Montague RCMP Const. Darren Doucette is also dealing with an internal investigation after he was charged and convicted of assault and unlawful confinement.

Doucette appealed his conviction and appeared in court Thursday.

[Source]

Categories: Mounties Breaking The Law, Mounties Charged.

Comment Feed

5 Responses

  1. It is indeed regrettable that the media has a long broken acquaintance with journalistic ethics. Simply a feeble extenuation of “tabloid” journalism that seems to increasingly pervade our present societies information mandarins.

    Whether the issue is fraught with criminality, amoral instances or not, it behooves the media to at least provide a balanced account of any situation. In absence of facts, investigative journalism practices should be employed to avoid the meandering and feckless pap we are constantly subjected to.

    Deepthroat2012.06.18 @ 15:22
  2. Here is another case of a senior RCMP member being transferred to coverup wrongdoing.

    Ken Spenceley was transferred out of NB after he was involved in some dodo there. Any other member would have been criminally charged for what he did, but he was part of a management inner circle, an advisor to the Commanding Officer.

    One of Spenceley’s duties while he was in NB was to do the CO’s dirty work. I witnessed him take down some very good members simply because they were not “one of the boys” and they would rather “do the right thing” instead of play the internal political game.

    So when Spenceley was in trouble for the 3rd or 4th time (this time for being caught having sex in his office with another RCMP employee’s wife) and it was getting harder to cover up his activities, the Commanding Officer had him transferred to another province.

    It was only a matter of time before some of this started spilling out as Spenceley was sure to mess up again.

    If it wasn’t for an outside agency laying the charges, I’m sure this too would have been swept under the rug.

    SomeoneWhoKnows2012.06.18 @ 10:46
    • Interesting. It is also a fact that the two officers involved in the latest incident have had previous trouble in the last couple of years with each other.

      I seem to think there might even have been charges laid. But it ended up with some sort of stay away order or smething same as that.

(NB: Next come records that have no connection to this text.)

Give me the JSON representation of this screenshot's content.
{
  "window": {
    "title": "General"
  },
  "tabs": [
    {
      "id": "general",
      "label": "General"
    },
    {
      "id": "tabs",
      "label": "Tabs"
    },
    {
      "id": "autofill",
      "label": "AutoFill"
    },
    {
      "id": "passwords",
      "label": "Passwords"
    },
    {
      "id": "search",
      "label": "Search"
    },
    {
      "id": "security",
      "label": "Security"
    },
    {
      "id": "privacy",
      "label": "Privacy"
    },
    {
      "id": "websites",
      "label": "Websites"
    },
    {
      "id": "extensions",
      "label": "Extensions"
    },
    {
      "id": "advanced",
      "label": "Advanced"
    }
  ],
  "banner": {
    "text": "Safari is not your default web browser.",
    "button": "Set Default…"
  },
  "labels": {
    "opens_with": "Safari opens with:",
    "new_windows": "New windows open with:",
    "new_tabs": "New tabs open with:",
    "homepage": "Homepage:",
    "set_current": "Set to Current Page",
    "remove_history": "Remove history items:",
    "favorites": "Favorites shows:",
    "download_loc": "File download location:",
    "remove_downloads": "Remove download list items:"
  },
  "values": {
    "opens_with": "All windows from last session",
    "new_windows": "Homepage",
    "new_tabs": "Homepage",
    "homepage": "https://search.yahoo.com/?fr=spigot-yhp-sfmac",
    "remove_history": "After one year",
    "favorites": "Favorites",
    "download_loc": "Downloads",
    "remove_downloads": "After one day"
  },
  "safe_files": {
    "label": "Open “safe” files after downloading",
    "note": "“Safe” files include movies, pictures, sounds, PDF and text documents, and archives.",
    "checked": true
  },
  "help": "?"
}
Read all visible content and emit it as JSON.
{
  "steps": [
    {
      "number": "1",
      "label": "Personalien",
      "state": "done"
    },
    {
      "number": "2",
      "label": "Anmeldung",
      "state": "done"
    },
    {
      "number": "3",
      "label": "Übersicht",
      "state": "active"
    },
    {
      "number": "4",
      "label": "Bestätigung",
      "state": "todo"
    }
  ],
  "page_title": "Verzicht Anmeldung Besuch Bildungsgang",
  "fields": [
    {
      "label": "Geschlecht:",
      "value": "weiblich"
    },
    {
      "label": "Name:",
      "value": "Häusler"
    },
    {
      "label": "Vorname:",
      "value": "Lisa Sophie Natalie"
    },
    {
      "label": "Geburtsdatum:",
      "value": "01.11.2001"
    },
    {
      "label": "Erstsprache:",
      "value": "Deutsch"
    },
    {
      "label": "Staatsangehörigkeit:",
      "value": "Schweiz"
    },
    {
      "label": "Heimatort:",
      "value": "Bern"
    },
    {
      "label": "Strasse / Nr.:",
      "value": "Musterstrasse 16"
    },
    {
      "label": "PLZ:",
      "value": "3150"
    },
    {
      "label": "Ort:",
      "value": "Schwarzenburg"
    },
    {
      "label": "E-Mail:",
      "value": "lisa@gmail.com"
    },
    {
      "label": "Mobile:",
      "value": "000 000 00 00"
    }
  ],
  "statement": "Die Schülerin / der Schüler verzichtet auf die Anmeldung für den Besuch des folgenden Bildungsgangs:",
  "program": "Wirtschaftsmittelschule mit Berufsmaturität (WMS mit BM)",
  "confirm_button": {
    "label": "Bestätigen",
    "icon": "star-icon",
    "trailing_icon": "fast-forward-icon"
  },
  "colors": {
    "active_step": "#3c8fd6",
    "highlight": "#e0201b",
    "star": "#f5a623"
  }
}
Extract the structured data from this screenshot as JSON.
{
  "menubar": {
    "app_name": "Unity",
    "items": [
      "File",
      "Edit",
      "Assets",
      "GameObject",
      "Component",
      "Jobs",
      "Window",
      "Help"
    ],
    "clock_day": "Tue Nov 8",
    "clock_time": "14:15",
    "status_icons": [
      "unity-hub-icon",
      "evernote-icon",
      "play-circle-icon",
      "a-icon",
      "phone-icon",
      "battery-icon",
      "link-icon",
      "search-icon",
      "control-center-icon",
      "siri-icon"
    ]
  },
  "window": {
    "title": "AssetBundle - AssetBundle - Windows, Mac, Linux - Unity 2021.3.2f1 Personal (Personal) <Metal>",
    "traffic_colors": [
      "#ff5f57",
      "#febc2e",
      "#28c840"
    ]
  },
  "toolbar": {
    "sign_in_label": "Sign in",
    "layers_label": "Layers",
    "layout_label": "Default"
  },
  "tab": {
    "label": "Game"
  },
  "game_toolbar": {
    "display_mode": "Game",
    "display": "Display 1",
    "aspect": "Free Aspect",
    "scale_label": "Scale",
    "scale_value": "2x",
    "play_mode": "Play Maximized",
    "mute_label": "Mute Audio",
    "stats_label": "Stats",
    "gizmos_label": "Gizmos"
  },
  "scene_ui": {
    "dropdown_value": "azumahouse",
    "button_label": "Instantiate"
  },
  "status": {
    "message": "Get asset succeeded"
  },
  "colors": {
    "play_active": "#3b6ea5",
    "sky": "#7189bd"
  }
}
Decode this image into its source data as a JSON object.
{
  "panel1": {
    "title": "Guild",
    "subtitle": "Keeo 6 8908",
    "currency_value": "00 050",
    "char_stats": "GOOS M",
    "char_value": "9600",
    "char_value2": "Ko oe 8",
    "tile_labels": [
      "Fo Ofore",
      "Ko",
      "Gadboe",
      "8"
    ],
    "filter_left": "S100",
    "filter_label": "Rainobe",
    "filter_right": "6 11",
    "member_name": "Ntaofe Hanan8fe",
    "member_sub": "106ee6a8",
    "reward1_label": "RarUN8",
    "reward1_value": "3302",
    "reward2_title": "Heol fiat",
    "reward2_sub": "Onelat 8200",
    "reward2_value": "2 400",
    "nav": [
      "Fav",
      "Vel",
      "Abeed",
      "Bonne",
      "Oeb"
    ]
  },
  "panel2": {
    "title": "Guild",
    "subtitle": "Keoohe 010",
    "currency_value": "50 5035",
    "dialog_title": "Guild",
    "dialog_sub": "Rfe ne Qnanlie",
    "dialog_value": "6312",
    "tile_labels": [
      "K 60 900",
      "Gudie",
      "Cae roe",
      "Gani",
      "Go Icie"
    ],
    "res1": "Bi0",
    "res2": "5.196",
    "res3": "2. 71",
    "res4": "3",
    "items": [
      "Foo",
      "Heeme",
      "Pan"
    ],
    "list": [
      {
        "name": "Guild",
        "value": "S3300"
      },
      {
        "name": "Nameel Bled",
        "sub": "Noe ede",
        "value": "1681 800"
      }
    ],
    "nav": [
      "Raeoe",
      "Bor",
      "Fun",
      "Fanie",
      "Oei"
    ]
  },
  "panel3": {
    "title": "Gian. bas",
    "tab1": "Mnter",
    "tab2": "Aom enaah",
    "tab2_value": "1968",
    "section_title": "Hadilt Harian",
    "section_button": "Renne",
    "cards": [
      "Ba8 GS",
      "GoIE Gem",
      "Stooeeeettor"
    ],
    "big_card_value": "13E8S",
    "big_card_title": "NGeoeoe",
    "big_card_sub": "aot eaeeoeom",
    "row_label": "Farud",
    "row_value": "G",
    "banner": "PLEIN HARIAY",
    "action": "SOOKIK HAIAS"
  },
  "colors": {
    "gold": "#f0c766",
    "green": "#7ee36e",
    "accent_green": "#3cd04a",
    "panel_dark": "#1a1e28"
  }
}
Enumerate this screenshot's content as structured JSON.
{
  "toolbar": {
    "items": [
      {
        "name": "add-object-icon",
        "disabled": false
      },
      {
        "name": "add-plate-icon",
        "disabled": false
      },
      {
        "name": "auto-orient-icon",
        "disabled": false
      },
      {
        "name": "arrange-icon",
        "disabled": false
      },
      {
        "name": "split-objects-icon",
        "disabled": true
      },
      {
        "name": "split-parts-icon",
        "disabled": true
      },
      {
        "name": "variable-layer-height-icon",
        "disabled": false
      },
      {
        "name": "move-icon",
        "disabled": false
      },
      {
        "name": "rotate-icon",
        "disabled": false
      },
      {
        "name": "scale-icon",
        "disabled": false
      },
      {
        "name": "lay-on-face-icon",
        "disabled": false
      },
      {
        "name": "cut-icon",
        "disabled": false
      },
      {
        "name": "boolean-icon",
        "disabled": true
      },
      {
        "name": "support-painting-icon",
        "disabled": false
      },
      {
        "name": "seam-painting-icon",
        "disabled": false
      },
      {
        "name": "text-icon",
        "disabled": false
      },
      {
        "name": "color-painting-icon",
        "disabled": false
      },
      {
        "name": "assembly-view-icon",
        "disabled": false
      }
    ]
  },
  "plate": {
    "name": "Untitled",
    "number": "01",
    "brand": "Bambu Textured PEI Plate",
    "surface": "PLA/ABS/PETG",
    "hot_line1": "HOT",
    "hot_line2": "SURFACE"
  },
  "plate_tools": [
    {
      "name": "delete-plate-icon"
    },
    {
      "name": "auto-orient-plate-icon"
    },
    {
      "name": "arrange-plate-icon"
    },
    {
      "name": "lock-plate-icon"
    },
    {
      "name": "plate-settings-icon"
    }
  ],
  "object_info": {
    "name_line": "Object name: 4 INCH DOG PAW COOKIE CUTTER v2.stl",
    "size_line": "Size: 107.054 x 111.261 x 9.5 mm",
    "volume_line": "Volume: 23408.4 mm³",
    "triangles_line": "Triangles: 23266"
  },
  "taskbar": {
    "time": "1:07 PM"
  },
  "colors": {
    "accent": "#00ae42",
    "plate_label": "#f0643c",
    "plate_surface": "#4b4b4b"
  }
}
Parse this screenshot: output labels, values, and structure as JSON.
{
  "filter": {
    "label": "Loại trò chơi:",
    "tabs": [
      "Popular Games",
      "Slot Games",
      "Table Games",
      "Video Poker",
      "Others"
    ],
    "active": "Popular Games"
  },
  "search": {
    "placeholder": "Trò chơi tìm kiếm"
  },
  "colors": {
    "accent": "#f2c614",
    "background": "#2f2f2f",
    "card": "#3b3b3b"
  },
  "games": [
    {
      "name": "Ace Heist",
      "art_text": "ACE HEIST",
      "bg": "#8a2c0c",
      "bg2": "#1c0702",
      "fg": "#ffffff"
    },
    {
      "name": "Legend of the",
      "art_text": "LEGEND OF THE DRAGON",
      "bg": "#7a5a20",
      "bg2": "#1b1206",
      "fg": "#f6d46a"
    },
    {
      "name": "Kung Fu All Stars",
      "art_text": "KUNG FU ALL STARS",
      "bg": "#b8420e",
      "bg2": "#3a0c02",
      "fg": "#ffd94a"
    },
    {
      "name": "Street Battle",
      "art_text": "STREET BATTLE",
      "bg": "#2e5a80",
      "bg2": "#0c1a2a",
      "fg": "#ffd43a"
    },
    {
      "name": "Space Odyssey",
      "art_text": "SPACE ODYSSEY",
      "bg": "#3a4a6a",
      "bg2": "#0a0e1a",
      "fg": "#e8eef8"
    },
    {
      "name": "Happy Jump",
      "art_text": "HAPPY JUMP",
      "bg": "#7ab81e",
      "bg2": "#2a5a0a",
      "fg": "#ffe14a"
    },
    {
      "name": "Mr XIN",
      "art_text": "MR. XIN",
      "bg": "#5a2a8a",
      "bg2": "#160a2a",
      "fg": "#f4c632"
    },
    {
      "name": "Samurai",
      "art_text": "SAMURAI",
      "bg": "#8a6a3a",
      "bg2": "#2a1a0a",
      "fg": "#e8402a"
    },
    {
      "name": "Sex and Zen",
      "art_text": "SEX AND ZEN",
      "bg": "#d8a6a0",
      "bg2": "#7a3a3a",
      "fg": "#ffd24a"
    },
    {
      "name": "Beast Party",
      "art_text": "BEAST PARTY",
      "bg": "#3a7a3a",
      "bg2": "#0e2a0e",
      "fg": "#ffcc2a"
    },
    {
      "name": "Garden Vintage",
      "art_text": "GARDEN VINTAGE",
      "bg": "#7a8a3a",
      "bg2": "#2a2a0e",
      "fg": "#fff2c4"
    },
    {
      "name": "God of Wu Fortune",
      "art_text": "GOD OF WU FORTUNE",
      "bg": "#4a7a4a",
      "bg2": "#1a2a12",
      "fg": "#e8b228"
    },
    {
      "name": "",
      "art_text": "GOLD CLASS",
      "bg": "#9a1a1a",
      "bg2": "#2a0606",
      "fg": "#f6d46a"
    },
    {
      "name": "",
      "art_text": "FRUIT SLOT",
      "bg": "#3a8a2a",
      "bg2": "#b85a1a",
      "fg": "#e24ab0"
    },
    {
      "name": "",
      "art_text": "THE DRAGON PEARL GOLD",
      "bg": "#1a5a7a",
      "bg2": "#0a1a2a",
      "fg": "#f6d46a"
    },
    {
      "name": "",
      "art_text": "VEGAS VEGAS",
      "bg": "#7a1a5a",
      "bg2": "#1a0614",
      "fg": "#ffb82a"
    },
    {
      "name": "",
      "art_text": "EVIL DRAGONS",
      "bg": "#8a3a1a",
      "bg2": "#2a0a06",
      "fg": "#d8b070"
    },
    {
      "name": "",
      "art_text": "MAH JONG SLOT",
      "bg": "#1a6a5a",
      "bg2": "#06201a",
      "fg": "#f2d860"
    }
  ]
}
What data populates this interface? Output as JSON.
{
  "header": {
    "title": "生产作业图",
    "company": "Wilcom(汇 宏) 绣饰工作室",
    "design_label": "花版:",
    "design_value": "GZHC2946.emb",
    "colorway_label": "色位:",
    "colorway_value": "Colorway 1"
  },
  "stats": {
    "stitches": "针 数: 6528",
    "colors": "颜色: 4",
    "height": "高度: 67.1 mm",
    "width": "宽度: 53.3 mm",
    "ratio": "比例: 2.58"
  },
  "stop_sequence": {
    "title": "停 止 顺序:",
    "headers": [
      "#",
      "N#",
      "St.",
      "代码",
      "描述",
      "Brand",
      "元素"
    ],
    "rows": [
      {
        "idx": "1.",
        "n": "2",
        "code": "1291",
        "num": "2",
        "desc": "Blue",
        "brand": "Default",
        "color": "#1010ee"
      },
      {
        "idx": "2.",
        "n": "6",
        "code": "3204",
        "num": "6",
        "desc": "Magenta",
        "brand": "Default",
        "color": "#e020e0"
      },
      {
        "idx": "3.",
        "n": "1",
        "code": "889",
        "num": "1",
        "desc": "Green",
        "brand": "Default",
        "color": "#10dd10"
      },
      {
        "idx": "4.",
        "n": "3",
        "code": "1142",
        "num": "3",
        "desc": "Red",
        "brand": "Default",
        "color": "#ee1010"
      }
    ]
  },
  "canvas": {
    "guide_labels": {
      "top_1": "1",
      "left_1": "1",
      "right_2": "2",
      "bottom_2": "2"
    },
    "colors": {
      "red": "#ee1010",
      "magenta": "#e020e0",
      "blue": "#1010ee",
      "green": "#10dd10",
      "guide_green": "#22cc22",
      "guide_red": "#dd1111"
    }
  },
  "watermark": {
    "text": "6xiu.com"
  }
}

      redandwhite2012.06.21 @ 11:11
  3. RCMP officer charged with assault

    CBC News
    June 14, 2012

    A member of the Prince Edward Island RCMP is facing assault charges.

    The incident allegedly occurred May 23 in Charlottetown.

    According to court documents, Staff Sgt. Kenneth Spenceley was off duty at the time.

    He is alleged to have assaulted a man in a residence at the edge of the city.

    Charlottetown city police laid the assault charge, and issued an order to stay away from the victim.

    Spenceley is alleged to have broken that order a day later.

    RCMP have launched an internal investigation, and assigned the 25-year veteran officer to administrative duties.

    Spenceley is scheduled to appear in Charlottetown provincial court July 23.

    http://www.cbc.ca/news/canada/prince-edward-island/story/2012/06/14/pei-officer-charged-584.html

  4. I am sick and tired of the media such as the PEI Guardian newspaper and the local CBC making sensationalistic stories by not reporting accurately or representing both sides of a story. I have had questions about the practices of some of their reporting before, but nowthat a story hits close to home I see they don’t care to share both sides, but want to simply run down an RCMP officer to make a story to grab some airtime and get people talking. How about covering the fact that the other party involved is also an RCMP officer who is now in a common- law relationship with Ken Spenceley’s exwife, and that the breech was a call from out of province to speak to his daughters. The story makes it sound like Ken beat a man up and went back two days later for more – definitely not the story but what a lot of the public have been led to believe. How proud these reporters must be of their good work gossip mongering – way to go.